The negative outlook reflects our concerns on the deterioration in the credit quality of the Bank’s loan portfolio that has yet to abate, although the pace of gross impaired loan (GIL) accretion has moderated.

The Bank’s GIL ratio had eased slightly to 13.9% as at end-June 2013 (end-December 2012: 14.3%), aided by a stronger gross loan growth of 6.5% for 1H FY Dec 2013 (1H FY Dec 2012: 3.2%). Excluding the loan book of BNP Paribas SA Egypt that the Bank acquired in June 2013, its loan expansion would have clocked in at 5.0%.

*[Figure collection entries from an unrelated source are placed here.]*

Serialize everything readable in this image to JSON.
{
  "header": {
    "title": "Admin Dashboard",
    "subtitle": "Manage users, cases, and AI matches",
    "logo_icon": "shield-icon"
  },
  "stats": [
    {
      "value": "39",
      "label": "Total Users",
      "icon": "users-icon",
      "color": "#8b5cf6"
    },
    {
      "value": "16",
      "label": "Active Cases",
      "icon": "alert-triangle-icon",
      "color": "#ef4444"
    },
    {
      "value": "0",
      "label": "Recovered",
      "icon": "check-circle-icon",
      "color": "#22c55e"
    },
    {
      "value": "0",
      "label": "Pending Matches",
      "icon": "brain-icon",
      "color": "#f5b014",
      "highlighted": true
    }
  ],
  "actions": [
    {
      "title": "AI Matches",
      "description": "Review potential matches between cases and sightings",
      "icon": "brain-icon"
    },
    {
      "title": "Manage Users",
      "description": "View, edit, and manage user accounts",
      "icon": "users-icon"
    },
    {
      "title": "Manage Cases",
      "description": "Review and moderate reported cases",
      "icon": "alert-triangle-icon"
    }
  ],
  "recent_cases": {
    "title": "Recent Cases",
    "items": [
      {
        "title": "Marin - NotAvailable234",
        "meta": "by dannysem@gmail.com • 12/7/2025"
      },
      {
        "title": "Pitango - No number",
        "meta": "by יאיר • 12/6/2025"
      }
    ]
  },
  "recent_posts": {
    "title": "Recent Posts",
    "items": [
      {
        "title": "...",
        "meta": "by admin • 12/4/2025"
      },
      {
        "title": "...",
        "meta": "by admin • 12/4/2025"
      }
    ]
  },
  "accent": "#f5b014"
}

While the key sectors of the Dubai economy have experienced gradual expansion, we are still closely monitoring the economic climate in the UAE vis-à-vis the Bank’s credit portfolio.

Meanwhile, Emirates NBD’s loans-to-deposits ratio improved to 100.6% as at end-June 2013 (end-December 2012: 102.0%; end-December 2011: 105.1%).

Primarily crimped by hefty credit impairments, Emirates NBD’s profitability is weaker than its UAE banking peers’.

Its credit-cost ratio of 1.5% (annualised) for 1H FY Dec 2013 is deemed high, and is expected to remain elevated as it builds up its loan-loss reserves.

All said, however, the Bank’s tier-1 and overall risk-weighted capital-adequacy ratios of a respective 14.5% and 18.5% as at end-June 2013 are deemed strong and provide a sufficient buffer against impairment losses under RAM’s stress-test assumptions.